Sem necessidade de ultrapassar a velocidade máxima
permitida, cheguei ao local em aproximadamente meia hora. Logo notei
que o museu era bem cuidado, com pequenas trilhas sinalizadas, arcos
de ramos e flores e caramanchões. Existiam muitas pequenas placas,
com frases educativas, de temáticas ecológicas, e outras,
reflexivas, contendo sabedoria de vida. Quando cheguei até onde se
encontrava o patriarca Mundote Galvão, já ele havia entretido uma
longa conversa com meu pai, que tem a sua idade, ou seja, 87 anos.
Na prática que teve comigo e com meus familiares, disse
que o segredo de sua boa saúde e longevidade é não pensar em
doença, e em comer rapadura diariamente, seja escoteira, seja com
comida, seja para adoçar suco ou café. Também disse não gostar de
usar medicamentos, exceto, de forma muito moderada, os naturais,
feitos com ervas e plantas. Após algum tempo, perguntou-me se eu
desejava tomar uma cerveja. Respondi-lhe que sim. Ele mesmo colocou a
bebida nos copos de meu irmão, de meu sobrinho e no meu.

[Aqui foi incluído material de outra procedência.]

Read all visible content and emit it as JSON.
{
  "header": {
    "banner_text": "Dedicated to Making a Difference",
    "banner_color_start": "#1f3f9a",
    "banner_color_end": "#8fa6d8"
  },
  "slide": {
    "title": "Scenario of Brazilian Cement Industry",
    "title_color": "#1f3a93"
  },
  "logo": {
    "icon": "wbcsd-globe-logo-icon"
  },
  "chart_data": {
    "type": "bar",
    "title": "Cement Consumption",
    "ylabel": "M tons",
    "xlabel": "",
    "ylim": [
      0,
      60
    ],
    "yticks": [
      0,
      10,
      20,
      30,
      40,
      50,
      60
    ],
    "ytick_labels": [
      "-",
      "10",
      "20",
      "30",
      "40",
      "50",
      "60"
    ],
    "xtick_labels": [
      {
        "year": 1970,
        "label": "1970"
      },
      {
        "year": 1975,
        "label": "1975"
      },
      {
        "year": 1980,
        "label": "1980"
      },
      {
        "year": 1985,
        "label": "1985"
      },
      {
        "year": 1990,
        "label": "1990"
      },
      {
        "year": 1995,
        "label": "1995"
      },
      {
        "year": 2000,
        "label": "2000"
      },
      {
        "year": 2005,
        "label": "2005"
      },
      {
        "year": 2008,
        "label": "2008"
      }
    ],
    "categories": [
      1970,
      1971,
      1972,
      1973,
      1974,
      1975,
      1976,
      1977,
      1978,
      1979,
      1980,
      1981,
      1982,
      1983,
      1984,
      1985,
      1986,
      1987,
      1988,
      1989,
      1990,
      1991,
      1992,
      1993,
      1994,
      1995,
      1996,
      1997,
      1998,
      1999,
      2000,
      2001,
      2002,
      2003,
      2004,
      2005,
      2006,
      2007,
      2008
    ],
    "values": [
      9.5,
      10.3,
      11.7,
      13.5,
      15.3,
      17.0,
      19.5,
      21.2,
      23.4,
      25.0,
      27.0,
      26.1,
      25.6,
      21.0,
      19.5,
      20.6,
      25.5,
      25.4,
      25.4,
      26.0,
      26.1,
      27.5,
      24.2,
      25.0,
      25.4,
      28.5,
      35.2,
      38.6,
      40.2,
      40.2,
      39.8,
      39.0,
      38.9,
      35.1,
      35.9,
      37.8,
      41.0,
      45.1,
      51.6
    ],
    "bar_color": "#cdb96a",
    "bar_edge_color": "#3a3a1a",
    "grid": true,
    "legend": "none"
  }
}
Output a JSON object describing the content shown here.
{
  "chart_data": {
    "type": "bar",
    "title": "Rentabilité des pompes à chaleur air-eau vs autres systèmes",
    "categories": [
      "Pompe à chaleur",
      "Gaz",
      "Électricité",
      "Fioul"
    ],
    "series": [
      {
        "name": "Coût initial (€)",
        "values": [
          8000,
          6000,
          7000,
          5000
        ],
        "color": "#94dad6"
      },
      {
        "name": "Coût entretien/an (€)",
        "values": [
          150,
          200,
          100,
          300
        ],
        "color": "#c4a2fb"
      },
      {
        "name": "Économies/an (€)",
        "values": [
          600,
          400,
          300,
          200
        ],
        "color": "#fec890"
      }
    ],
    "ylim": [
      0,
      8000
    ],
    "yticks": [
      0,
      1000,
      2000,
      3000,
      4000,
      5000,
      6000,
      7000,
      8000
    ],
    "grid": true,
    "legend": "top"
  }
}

Somente quando pedi para pagar a garrafa de cerveja
(que, aliás, ele não me permitiu fazê-lo), é que soube que ele
nada tomara. Indagado a respeito, respondeu que bebera apenas algumas
poucas vezes em sua juventude, mas descobrira que bebida não lhe
servia para nada, porquanto bebera para esquecer as suas paixões
juvenis, mas o efeito foi que ficara mais apaixonado ainda. Como ele
tem senso de humor, e falava com disfarçado sorriso, não sei ao
certo se brincava ou se falava para valer.
Mundote Galvão, pelo que percebi de nossa conversa, e
pelas informações que tenho sobre ele, é um bom cidadão, um homem
de boa-vontade e um maçom dedicado e cheio de entusiasmo, e que
soube desbastar, lavrando-a com afinco, a pedra bruta que existe em
todos nós. Ao lhe indagar se fora ele o idealizador e criador do
museu, disse que fora uma de suas filhas, Inês Passos Galvão, que
muito se empenhava em mantê-lo e conservá-lo. Não sei se em sua
resposta houve um excesso de modéstia, mas o certo é que se notava,
pela arrumação e limpeza do lugar, que havia o zelo de uma mulher
dedicada e detalhista.
Conheci a imperial cidade de Pedro II mais de 32 anos
atrás, quando eu, além de jovem, ainda morava em Parnaíba. Nesse
tempo, a Fátima, então minha namorada, fora tirar as férias de uma
colega dos Correios. Após tomar alguns copos de cerveja com o amigo
Reginaldo Costa, no povoado Morros da Mariana, hoje cidade de Ilha
Grande, num impulso, já à boca da noite, convidei-o a irmos a Pedro
II. A juventude é, muitas vezes, afoita e atrevida, e o Reginaldo
imediatamente aceitou o convite temerário.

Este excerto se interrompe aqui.